The retaining ring 233 is coupled to the retaining ring conduit 243 and disposed within the polishing apparatus 230 to confine the substrate 270 within the polishing apparatus 230 when the substrate 270 is polished. The pressure applied to the retaining ring 233 is formed in a manner similar to that described in connection with the membrane 231. The pressure applied to the retaining ring 233 effectively confines the substrate 270 in the polishing apparatus 230. The positioning of the enclosure 250, the fluid interface membrane 255, the ultrasonic device 260 and the ultrasonic membrane 265 on or in the retaining ring conduit 243, for example, can be similar to that set forth in connection with the membrane conduit 241. Detailed descriptions are not repeated.
An inner tube 235 is provided to control the profile of the substrate 270 when the substrate 270 is being polished. The pressure transmitted through the inner tube 235 is formed by the same mechanism described in connection with the membrane 231. The pressure received by the inner tube 235 applies a downward force on the backside of the substrate 270 so that the substrate 270 can be polished by the pad 285 on the platen 280. The configuration of the enclosure 250, the fluid interface membrane 255, the ultrasonic device 260 and the ultrasonic membrane 265 on or in the inner tube conduit 245, for example, can be similar to that set forth in connection with the membrane conduit 241. Detailed descriptions are not repeated. Based on the description set forth above, one of ordinary skill in the art can readily combine the conduits 241, 243 and 245, fluid interface membranes 255, membranes 265, ultrasonic devices 260, membrane 231, retaining ring 253 and inner tube 255 to form a desired polishing apparatus.

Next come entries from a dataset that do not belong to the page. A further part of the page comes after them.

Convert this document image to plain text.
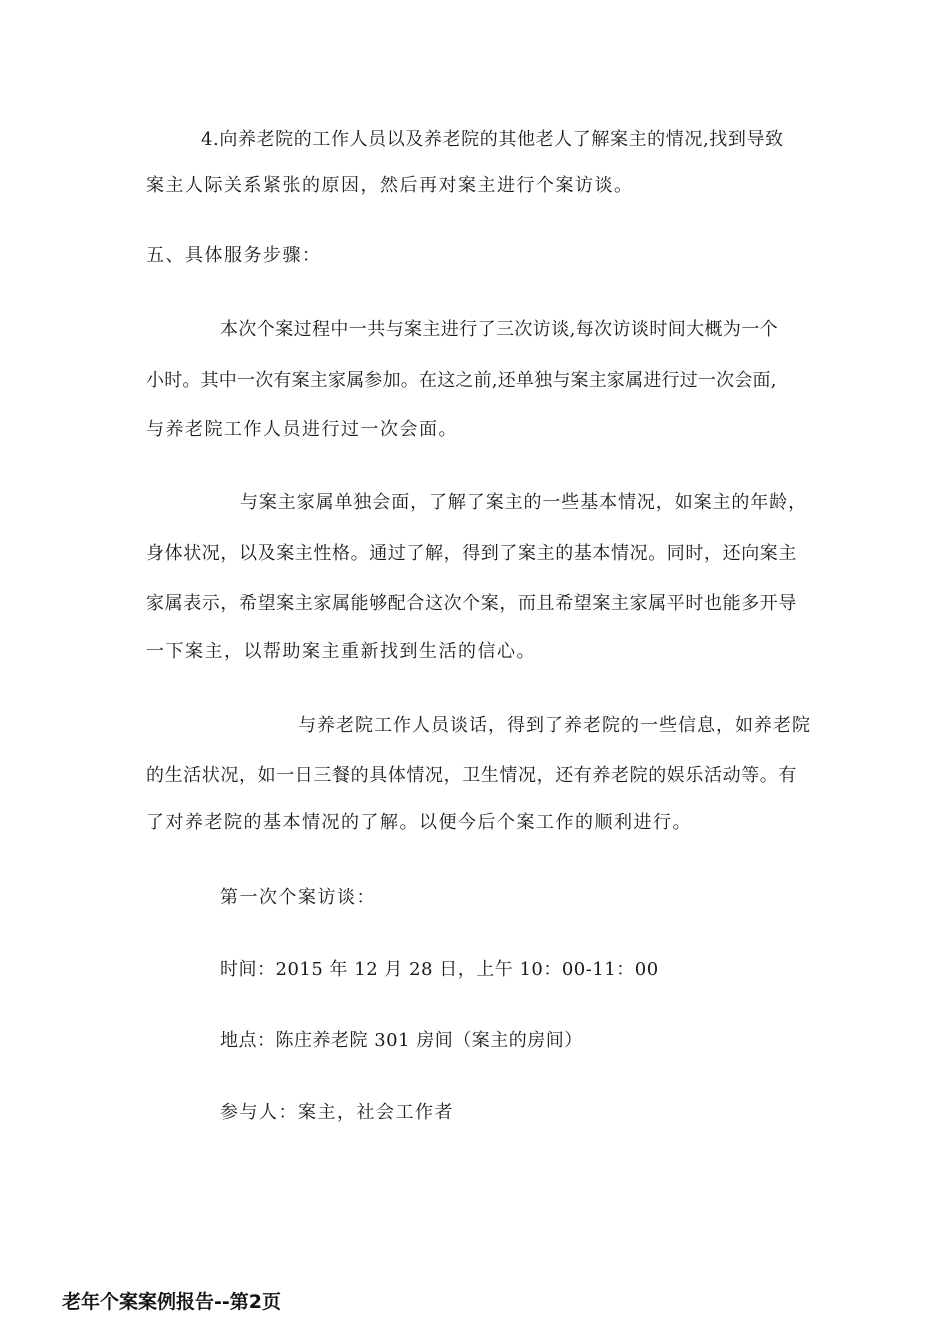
4.向养老院的工作人员以及养老院的其他老人了解案主的情况,找到导致
案主人际关系紧张的原因，然后再对案主进行个案访谈。
五、具体服务步骤：
本次个案过程中一共与案主进行了三次访谈,每次访谈时间大概为一个
小时。其中一次有案主家属参加。在这之前,还单独与案主家属进行过一次会面,
与养老院工作人员进行过一次会面。
与案主家属单独会面，了解了案主的一些基本情况，如案主的年龄，
身体状况，以及案主性格。通过了解，得到了案主的基本情况。同时，还向案主
家属表示，希望案主家属能够配合这次个案，而且希望案主家属平时也能多开导
一下案主，以帮助案主重新找到生活的信心。
与养老院工作人员谈话，得到了养老院的一些信息，如养老院
的生活状况，如一日三餐的具体情况，卫生情况，还有养老院的娱乐活动等。有
了对养老院的基本情况的了解。以便今后个案工作的顺利进行。
第一次个案访谈：
时间：2015 年 12 月 28 日，上午 10：00-11：00
地点：陈庄养老院 301 房间（案主的房间）
参与人：案主，社会工作者
老年个案案例报告--第2页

Although examples are described above in which the apparatus is used to control a downward force exerted by the wafer against the polishing head, one of ordinary skill can readily use the techniques described above to control an upward force exerted by the polishing head against the wafer. Similarly, although examples are described above in which the ultrasonic transducer transmits vibrations to the polishing head by way of the fluid, in other embodiments, the transducer transmits vibrations directly to the polishing head 230 or the platen 280, or to the platen 280 by way of a fluid conduit (not shown). In further embodiments, the ultrasonic transducer transmits vibrations to the polishing slurry used between the wafer and the polishing pad.
Although the present invention has been described in terms of exemplary embodiments, it is not limited thereto. Rather, the appended claims should be constructed broadly to include other variants and embodiments of the invention which may be made by those skilled in the field of this art without departing from the scope and range of equivalents of the invention.